The caravan aimed at disseminating  Adding it Up research on adolescents  health investments as well as collecting local stories and key insights for sharing at the Devolution conference in relation to the Universal Health coverage.

A key finding from the focus group discussions among other engagement methodologies applied during the caravan pointed out to indications of low levels of meaningful youth engagement. Young people were concerned about the lack of representation such as in county government advisory boards. Young people feel that lack of representation and involvement leads to poor implementation of programs. For instance, youths complained about the mobilization strategies applied in creating awareness for UHC registration in the pilot counties. Youths reported that some of their peers continue to be unregistered and still have misconceptions about UHC. It was also reported that lack of meaningful youth engagement causes confusion during government transition periods leading to uncompleted projects and commencement of new ones; hence leading to a lack of strategic direction and loss of funds on the uncompleted projects.
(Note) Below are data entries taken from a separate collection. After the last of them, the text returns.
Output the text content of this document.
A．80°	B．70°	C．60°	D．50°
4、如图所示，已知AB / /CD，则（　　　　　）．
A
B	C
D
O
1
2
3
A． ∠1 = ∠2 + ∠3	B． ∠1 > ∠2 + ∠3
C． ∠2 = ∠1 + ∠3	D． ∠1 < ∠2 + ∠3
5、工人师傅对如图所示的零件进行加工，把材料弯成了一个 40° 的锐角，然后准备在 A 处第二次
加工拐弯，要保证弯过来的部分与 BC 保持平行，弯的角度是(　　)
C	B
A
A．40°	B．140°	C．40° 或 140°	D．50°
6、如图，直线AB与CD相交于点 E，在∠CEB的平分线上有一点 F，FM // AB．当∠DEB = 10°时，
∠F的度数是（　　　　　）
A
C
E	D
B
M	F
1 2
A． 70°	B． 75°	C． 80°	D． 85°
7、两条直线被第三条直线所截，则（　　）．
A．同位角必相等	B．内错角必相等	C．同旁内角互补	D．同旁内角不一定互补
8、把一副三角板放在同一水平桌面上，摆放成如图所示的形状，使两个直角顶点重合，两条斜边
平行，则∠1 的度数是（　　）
Young people are confident that given a chance they can be an asset in providing solutions in order to better reach out to their fellow constituents as well as address their concerns.

Need for capacity building for young people


The policy makers on the other hand urged youths to be more concerned and be well aware of the government budget public participation timelines and their issues before advocating for them.The policy makers also urged young people to hold them accountable in order to ensure impactful discussions occur, even beyond seasons when teenage pregnancy cases are most covered by the media;during the release of the national schools examination results.


It was however, noted that whereas some young people are informed about SRHR and UHC  discourse including budget advocacy processes and taking part in public participation activities within the county governments; a majority of youths were unfortunately unfamiliar. The lack of capacity to articulate the issues among the youth such as in policy formulation and budget advocacy thus further mainstreams imbalance.For the youths to hold leaders accountable and constructively come up with solutions for reaching out to the adolescents and youths, there is a need for capacity building and enhanced representation.Young people consider themselves essential partners for programs success and the overall improved health outcomes. The young people see themselves as the right people to express concerns about the difficult realities that they undergo since they understand their situations better. It is therefore necessary for policy makers to create avenues for effective and sustainable adult/youth partnerships that allows empowered youth representation in decision making processes, which will contribute to making UHC possible for all hence ensuring the attainment of health for all.